Once upon a time, a young boy named Samuel ran away into the forest to seek the magic of a wise woman. People said she could make potions that would cure anyone of anything.
When the woman answered his knock, he said, “Please, I want you to make me a potion.”
The woman invited him inside. They sat by the fire, surrounded by her pots and pans, her bottles and bowls. In every one, Samuel saw swirling colored liquids. He hoped she would offer the right one for his troubles.
“What is your problem, child?” the woman asked. “Everyone believes my potions can cure anything, but that is not always so.”
“Oh, please help me,” Samuel said. “The trouble is my parents. They don’t understand me. They never listen, and when they speak, their voices are angry, and if I ask for anything, they turn away. Sometimes they talk about me behind my back. I’ve heard them complain.”
“And when did this begin?” the woman asked.
“About a year ago, when I turned 12,” Samuel answered. “I want a potion that will turn my parents back into the kind and understanding people they once were.”
The woman closed her eyes. “I must think,” she said, and for a long time, she was quiet.
At last, she spoke. “I can help you, but there is one ingredient I need but do not have. You’ll have to get this for me.”
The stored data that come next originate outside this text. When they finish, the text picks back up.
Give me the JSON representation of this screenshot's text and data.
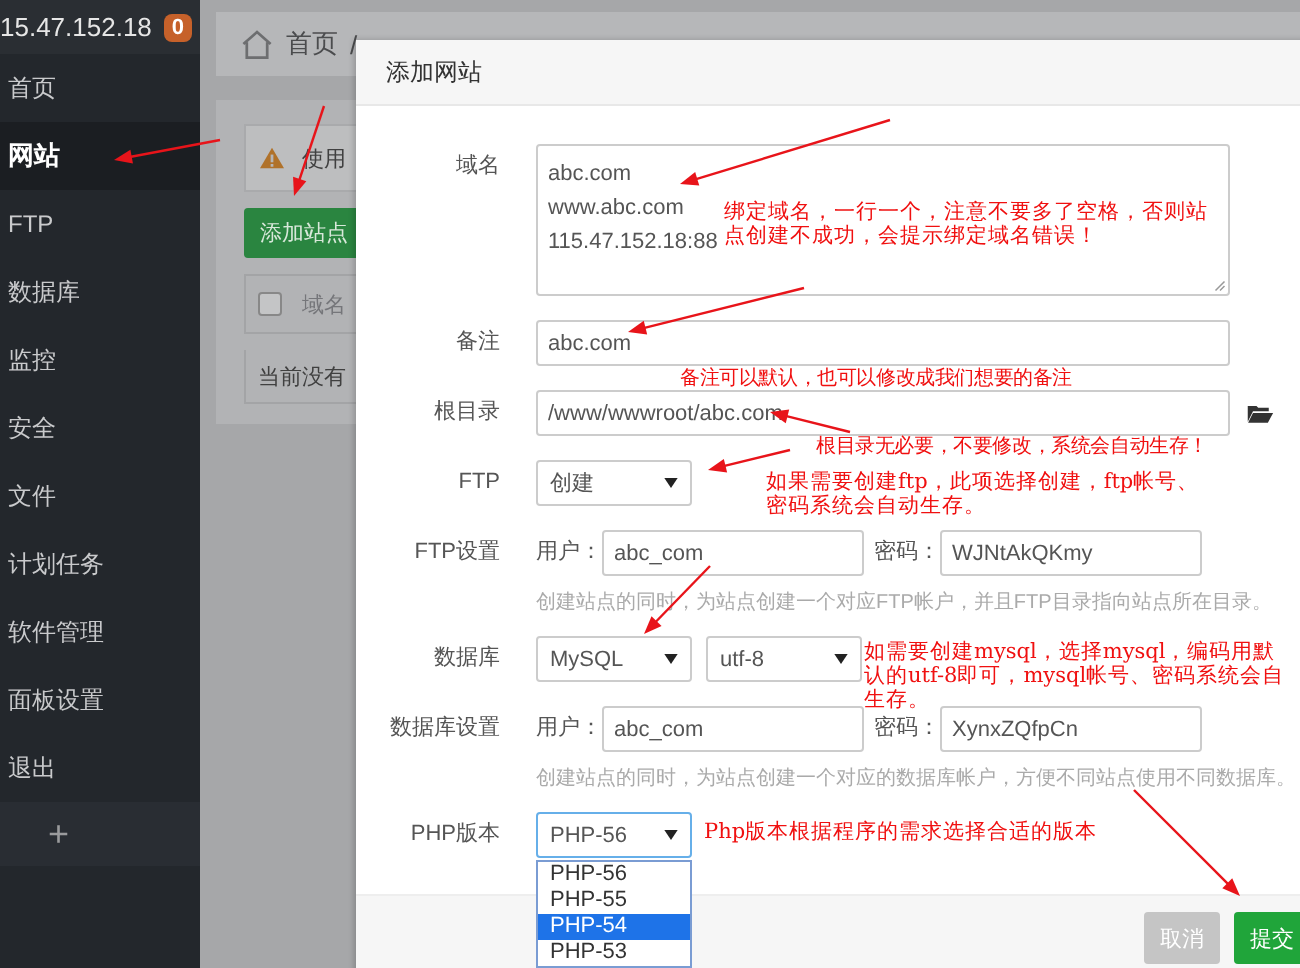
{
  "sidebar": {
    "server_ip": "15.47.152.18",
    "badge": "0",
    "items": [
      {
        "label": "首页",
        "selected": false
      },
      {
        "label": "网站",
        "selected": true
      },
      {
        "label": "FTP",
        "selected": false
      },
      {
        "label": "数据库",
        "selected": false
      },
      {
        "label": "监控",
        "selected": false
      },
      {
        "label": "安全",
        "selected": false
      },
      {
        "label": "文件",
        "selected": false
      },
      {
        "label": "计划任务",
        "selected": false
      },
      {
        "label": "软件管理",
        "selected": false
      },
      {
        "label": "面板设置",
        "selected": false
      },
      {
        "label": "退出",
        "selected": false
      }
    ],
    "add_label": "+"
  },
  "main": {
    "breadcrumb": [
      "首页",
      "/"
    ],
    "alert_text": "使用",
    "add_site_button": "添加站点",
    "select_all_checked": false,
    "table_header": "域名",
    "empty_text": "当前没有"
  },
  "modal": {
    "title": "添加网站",
    "rows": [
      {
        "kind": "textarea",
        "label": "域名",
        "lines": [
          "abc.com",
          "www.abc.com",
          "115.47.152.18:88"
        ]
      },
      {
        "kind": "input",
        "label": "备注",
        "value": "abc.com"
      },
      {
        "kind": "folder_input",
        "label": "根目录",
        "value": "/www/wwwroot/abc.com"
      },
      {
        "kind": "select",
        "label": "FTP",
        "values": [
          "创建"
        ]
      },
      {
        "kind": "credentials",
        "label": "FTP设置",
        "user_label": "用户：",
        "user": "abc_com",
        "password_label": "密码：",
        "password": "WJNtAkQKmy"
      },
      {
        "kind": "hint",
        "text": "创建站点的同时，为站点创建一个对应FTP帐户，并且FTP目录指向站点所在目录。"
      },
      {
        "kind": "select",
        "label": "数据库",
        "values": [
          "MySQL",
          "utf-8"
        ]
      },
      {
        "kind": "credentials",
        "label": "数据库设置",
        "user_label": "用户：",
        "user": "abc_com",
        "password_label": "密码：",
        "password": "XynxZQfpCn"
      },
      {
        "kind": "hint",
        "text": "创建站点的同时，为站点创建一个对应的数据库帐户，方便不同站点使用不同数据库。"
      },
      {
        "kind": "select",
        "label": "PHP版本",
        "values": [
          "PHP-56"
        ],
        "options": [
          {
            "label": "PHP-56",
            "selected": false
          },
          {
            "label": "PHP-55",
            "selected": false
          },
          {
            "label": "PHP-54",
            "selected": true
          },
          {
            "label": "PHP-53",
            "selected": false
          }
        ]
      }
    ],
    "cancel_button": "取消",
    "submit_button": "提交"
  },
  "annotations": [
    {
      "text": "绑定域名，一行一个，注意不要多了空格，否则站点创建不成功，会提示绑定域名错误！"
    },
    {
      "text": "备注可以默认，也可以修改成我们想要的备注"
    },
    {
      "text": "根目录无必要，不要修改，系统会自动生存！"
    },
    {
      "text": "如果需要创建ftp，此项选择创建，ftp帐号、密码系统会自动生存。"
    },
    {
      "text": "如需要创建mysql，选择mysql，编码用默认的utf-8即可，mysql帐号、密码系统会自生存。"
    },
    {
      "text": "Php版本根据程序的需求选择合适的版本"
    }
  ]
}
“Anything,” Samuel answered. “Anything.”
“I need a feather from a living eagle,” the woman said.
“But how can I possibly get that?” Samuel answered.
“If your potion is important to you, you will find a way,” the woman said. “And now, go to your task.” She led the boy to the door and said goodbye.
Samuel walked sadly home. “I’ll never succeed,” he said. But that very night, as he lay awake pondering his problem, he remembered a place called Eagle Mountain where some eagles nested. He would go there the next day and watch the eagles. Perhaps an eagle’s feather would fall to the ground.
At dawn the next day, he set off for Eagle Mountain. When he arrived, he was frightened at the huge, majestic creatures with their yellow eyes and sharp talons. He could not take his eyes off the birds, and so, all day and into the evening, he sat and watched the creatures as they fished in the rushing river at the base of the mountain and perched on the branches of the trees nearby.
However, by the end of the day, he felt his quest was hopeless. Eagles were fierce and strong. He would never succeed in finding an eagle’s feather.
But day after day Samuel returned and sat quietly, watching closely, learning all he could about the great birds, admiring their soaring flight, recognizing their shyness and their strength. One day a young eagle flew near, and Samuel spoke gently to him. The next day he was there again, perched in the tree above which Samuel sat. After many days, they grew to understand each other, to establish mutual trust and feel their shyness slipping away.
After many weeks Samuel felt as if this majestic bird was his friend, and so he spoke. “I wish you would give me a feather,” he said softly. “I would be so grateful, and in return perhaps I could do something for you.” The young eagle stared at him, and Samuel knew he was listening.
More time passed, and now Samuel knew the eagles’ flight patterns and their mating dance. He and his young eagle grew ever closer. Then one day when he reached the tree where his special friend perched, he found an eagle’s feather lying near the tree. He picked it up and smiled at his friend. “I’ll always be grateful,” he said, and he ran to the wise woman’s home.
“Look!” he cried, “I’ve brought an eagle’s feather, and now you can make my potion.”
The woman smiled. “Good work,” she said. “Now tell me how you came to get this feather.”
Beaming, Samuel told the woman how he had watched the eagles, of the respect he had gained for them, and the way he learned to be patient, to learn about their needs. He talked of the way he earned the trust of one, and how he had come to love them all.
The woman smiled. “Well done,” she said. And then, to Samuel’s amazement, she tossed his feather into the fire where, in a moment, it turned to ash.
“What have you done?” he cried. “All my work, and now it is for nothing!”
Again the woman smiled. “You no longer need the feather,” she said. “If you can win the trust and understanding of a wild eagle with your patience and respect, you can do the same with your mother and father.”
And Samuel suddenly understood that the woman was wise indeed, and he knew he needed no magical potion to reach his goal.